Objective: To develop a multi-institutional reference database of autopsy practice and performance for quality improvement purposes.
Design: In 1990, participants in the Q-Probes quality improvement program of the College of American Pathologists (CAP) each retrospectively evaluated the 25 most recently completed consecutive autopsy reports and determined the number of deaths and autopsies that occurred in their institutions during 1989.
Setting: Hospital-based autopsies excluding forensic cases and stillborn infants.
Participants: Four hundred ten institutions in the United States and eight institutions in Canada.
Main outcome measures: Completeness of face sheet information contained in final autopsy reports, turnaround time for completion of final reports, and institutional autopsy rates.
Results: In the aggregate database of 10003 autopsies, the following six data items (from a total of 21) were present in 95% to 100% of the final autopsy reports in at least 85% of the participating institutions: institution where autopsy was performed, patient's name, patient's sex, autopsy number, autopsy date, and prosecter's name. The turnaround times for the final autopsy reports were as follows: 30 days or less in 47.6% of the cases, 31 to 60 days in 28.8%, and more than 60 days in 23.7%. A higher median percentage of autopsy final reports were completed in 30 days or less in institutions with the following characteristics: nonteaching (P < .004), no pathology residency program (P < .002), and rural location (P < .027). A lower number of autopsies performed in 1989 was associated with a higher median percentage of final reports completed in 30 days or less (P < .007). The aggregate autopsy rate for all participating institutions was 12.4%, and the median rate was 8.3%. Median autopsy rates for teaching institutions and institutions with pathology residency training programs were 15% and 19%, respectively.

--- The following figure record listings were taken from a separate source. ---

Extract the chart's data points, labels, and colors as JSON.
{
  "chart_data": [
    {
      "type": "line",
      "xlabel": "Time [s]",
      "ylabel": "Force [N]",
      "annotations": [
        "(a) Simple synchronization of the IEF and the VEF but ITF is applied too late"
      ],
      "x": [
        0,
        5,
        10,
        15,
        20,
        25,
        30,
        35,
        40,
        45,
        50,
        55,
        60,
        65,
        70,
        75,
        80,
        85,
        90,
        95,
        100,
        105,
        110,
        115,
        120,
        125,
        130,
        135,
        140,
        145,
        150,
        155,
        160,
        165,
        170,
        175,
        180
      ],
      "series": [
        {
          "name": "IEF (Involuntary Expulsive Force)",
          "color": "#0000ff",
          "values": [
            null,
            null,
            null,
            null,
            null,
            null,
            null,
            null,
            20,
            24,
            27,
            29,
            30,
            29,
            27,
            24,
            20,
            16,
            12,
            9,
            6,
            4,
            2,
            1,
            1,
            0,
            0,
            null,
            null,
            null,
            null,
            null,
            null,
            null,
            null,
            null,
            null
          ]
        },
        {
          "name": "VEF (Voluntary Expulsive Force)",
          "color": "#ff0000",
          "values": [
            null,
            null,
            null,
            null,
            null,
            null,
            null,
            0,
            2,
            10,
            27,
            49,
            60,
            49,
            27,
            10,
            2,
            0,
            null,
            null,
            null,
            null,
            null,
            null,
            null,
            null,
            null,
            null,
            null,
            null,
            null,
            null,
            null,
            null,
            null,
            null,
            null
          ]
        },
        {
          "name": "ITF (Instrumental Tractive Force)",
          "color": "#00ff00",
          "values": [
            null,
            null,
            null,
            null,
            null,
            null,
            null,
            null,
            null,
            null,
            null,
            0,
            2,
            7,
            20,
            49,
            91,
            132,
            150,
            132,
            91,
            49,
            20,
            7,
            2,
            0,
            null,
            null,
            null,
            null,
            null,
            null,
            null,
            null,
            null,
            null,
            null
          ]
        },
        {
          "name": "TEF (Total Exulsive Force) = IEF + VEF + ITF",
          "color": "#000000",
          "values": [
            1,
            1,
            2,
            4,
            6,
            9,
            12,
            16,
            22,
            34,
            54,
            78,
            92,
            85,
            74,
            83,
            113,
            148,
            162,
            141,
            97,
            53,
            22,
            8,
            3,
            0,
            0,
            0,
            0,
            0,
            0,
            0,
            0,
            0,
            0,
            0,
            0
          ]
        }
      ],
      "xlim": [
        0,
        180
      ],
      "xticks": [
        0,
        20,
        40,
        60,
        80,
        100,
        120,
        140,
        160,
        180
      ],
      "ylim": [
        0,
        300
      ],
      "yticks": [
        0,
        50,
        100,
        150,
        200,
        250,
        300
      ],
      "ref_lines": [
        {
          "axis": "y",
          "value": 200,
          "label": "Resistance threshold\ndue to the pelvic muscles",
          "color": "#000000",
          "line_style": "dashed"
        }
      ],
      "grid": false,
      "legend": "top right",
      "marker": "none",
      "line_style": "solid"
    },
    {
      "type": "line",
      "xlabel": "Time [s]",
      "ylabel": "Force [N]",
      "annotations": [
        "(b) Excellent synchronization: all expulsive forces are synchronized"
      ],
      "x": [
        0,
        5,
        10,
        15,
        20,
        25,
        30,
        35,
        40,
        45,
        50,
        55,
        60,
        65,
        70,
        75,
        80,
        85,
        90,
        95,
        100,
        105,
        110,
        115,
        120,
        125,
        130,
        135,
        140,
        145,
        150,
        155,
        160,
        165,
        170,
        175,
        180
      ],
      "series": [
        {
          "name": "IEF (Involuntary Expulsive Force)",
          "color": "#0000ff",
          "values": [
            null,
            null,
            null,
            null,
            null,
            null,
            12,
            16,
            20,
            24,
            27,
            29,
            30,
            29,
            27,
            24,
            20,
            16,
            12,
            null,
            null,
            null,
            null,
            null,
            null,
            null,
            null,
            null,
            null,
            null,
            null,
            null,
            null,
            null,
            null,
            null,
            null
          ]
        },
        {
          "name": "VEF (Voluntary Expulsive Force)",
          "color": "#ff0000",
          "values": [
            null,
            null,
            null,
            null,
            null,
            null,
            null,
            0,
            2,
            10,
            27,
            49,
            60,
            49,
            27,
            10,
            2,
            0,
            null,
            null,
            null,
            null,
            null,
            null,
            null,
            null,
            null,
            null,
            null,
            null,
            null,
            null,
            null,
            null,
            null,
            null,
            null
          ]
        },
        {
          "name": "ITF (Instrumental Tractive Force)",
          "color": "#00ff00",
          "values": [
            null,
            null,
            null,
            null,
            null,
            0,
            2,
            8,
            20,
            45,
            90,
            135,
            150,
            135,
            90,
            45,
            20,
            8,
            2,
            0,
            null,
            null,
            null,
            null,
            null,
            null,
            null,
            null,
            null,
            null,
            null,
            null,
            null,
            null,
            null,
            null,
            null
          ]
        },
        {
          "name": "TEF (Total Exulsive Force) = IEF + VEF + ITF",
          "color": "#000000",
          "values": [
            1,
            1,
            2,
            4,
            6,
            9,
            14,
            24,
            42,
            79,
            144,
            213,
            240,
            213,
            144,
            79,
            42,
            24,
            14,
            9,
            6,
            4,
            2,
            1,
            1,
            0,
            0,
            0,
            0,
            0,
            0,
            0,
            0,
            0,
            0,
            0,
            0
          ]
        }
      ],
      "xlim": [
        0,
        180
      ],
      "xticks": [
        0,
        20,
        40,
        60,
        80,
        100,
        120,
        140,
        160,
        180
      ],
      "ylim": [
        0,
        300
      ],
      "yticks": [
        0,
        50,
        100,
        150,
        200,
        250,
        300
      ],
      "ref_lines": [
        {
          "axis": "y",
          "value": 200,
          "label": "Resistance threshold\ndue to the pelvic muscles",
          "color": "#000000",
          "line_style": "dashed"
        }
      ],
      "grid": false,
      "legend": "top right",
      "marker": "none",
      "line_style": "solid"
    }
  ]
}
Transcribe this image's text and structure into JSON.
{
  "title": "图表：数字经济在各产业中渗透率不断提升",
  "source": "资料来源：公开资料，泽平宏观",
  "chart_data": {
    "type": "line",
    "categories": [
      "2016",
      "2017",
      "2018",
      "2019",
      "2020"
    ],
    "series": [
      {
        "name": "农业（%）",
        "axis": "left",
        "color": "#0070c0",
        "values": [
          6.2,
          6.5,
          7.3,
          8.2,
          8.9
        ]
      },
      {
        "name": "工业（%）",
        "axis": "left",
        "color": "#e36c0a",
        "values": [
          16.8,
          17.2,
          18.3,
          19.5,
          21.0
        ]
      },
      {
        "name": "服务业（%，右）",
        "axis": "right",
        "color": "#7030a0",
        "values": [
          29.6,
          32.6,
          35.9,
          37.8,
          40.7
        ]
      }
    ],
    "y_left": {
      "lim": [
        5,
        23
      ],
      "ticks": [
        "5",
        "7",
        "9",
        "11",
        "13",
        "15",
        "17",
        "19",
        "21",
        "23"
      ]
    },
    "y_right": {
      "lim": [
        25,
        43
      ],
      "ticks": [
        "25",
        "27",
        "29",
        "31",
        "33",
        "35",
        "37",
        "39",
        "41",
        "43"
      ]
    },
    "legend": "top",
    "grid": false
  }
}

Conclusions: This multi-institutional study identified a core group of face sheet data items that were consistently present on final autopsy reports. However, the majority of the face sheet data items examined were inconsistently recorded. Approximately 75% of final autopsy report turnaround times were within the standard established by the Joint Commission on Accreditation of Healthcare Organizations. Nearly two thirds of the institutions reported autopsy rates for 1989 of 0% to 10%.